Patreon is also censoring.
It's a good point. I'm very interested in plans to allow recouping of network costs. I'm happy to store my videos on my home desktop or in the cloud somewhere; that's inexpensive. But if a million people want to download my videos in 4K someday? I can't afford to pay for that. Those downloaders might be willing to pay a few pennies each, though. An advertising network seems like the obvious but wrong solution. I wonder if there could be some standardized way of generifying payment for videos, so that users could plug in any combination of ad viewing, direct payments, or whatever as desired, so that the ecosystem around getting money out of viewers could develop independently from the ecosystem for providing content.
I think that you’re fundamentally describing BitTorrent, which allows very wide distribution of large files with very low bandwidth costs. If one’s only goal is hosting videos with minimal bandwidth usage, BitTorrent (and maybe a scheme to prioritize uploading to peers that upload more themselves) works perfectly, and there exist browser plugins to enable in-browser torrent streaming. The problem, of course, is that there’s no way to monetize that, but honestly the vast majority of YouTubers don’t make any money anyway.

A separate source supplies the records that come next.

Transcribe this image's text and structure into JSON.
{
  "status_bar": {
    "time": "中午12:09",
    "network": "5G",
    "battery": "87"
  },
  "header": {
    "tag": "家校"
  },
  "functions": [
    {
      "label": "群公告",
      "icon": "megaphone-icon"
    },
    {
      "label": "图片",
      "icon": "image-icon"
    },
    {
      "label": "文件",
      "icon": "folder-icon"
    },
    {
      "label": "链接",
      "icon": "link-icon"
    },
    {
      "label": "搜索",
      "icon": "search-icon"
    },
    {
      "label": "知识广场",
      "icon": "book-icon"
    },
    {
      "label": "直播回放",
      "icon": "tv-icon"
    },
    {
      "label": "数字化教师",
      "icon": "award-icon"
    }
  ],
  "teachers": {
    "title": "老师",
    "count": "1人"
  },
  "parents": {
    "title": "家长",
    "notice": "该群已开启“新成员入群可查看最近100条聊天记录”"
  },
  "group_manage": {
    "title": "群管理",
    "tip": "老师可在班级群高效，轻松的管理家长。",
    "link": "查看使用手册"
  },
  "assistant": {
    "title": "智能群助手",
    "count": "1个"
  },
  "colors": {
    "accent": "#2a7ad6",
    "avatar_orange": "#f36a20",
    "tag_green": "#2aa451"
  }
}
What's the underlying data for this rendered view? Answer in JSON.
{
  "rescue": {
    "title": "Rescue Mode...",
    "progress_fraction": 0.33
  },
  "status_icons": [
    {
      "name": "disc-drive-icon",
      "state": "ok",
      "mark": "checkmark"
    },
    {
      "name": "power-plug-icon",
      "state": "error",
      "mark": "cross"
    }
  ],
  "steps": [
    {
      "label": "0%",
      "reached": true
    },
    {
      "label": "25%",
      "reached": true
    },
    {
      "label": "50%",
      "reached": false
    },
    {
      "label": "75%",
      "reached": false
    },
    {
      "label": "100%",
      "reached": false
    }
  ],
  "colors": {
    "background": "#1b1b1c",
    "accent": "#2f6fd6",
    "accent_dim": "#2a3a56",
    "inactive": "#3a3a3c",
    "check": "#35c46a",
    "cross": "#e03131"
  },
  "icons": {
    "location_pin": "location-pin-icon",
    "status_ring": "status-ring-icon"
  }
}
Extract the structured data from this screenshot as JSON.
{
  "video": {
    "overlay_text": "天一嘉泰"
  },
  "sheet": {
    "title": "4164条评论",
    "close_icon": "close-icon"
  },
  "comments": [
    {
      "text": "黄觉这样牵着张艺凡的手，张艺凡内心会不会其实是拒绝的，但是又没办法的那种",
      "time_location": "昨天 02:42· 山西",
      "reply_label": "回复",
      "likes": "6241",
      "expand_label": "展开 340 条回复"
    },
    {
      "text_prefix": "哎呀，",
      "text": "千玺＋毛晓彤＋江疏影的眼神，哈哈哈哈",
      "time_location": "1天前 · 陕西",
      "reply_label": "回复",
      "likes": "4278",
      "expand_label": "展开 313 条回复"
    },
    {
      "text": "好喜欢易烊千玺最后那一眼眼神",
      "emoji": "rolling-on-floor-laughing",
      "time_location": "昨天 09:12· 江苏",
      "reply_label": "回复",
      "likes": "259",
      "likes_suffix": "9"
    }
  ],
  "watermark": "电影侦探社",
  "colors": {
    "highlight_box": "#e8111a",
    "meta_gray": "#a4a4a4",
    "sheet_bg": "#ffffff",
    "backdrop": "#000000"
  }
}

That's kinda the whole point of PeerTube: the people watching your video also become peers in the WebTorrent swarm so no one party ends up eating 100% of the bandwidth cost. To use your example: if "if a million people want to download my videos in 4K" then you will have a LOT of peers in that swarm. The more peers in a swarm the less likely _any_ PeerTube instance will have to serve _any_ video content at all.

TLDR; popular videos are the most likely to have little-to-no bandwidth cost for the content creator/instance admins.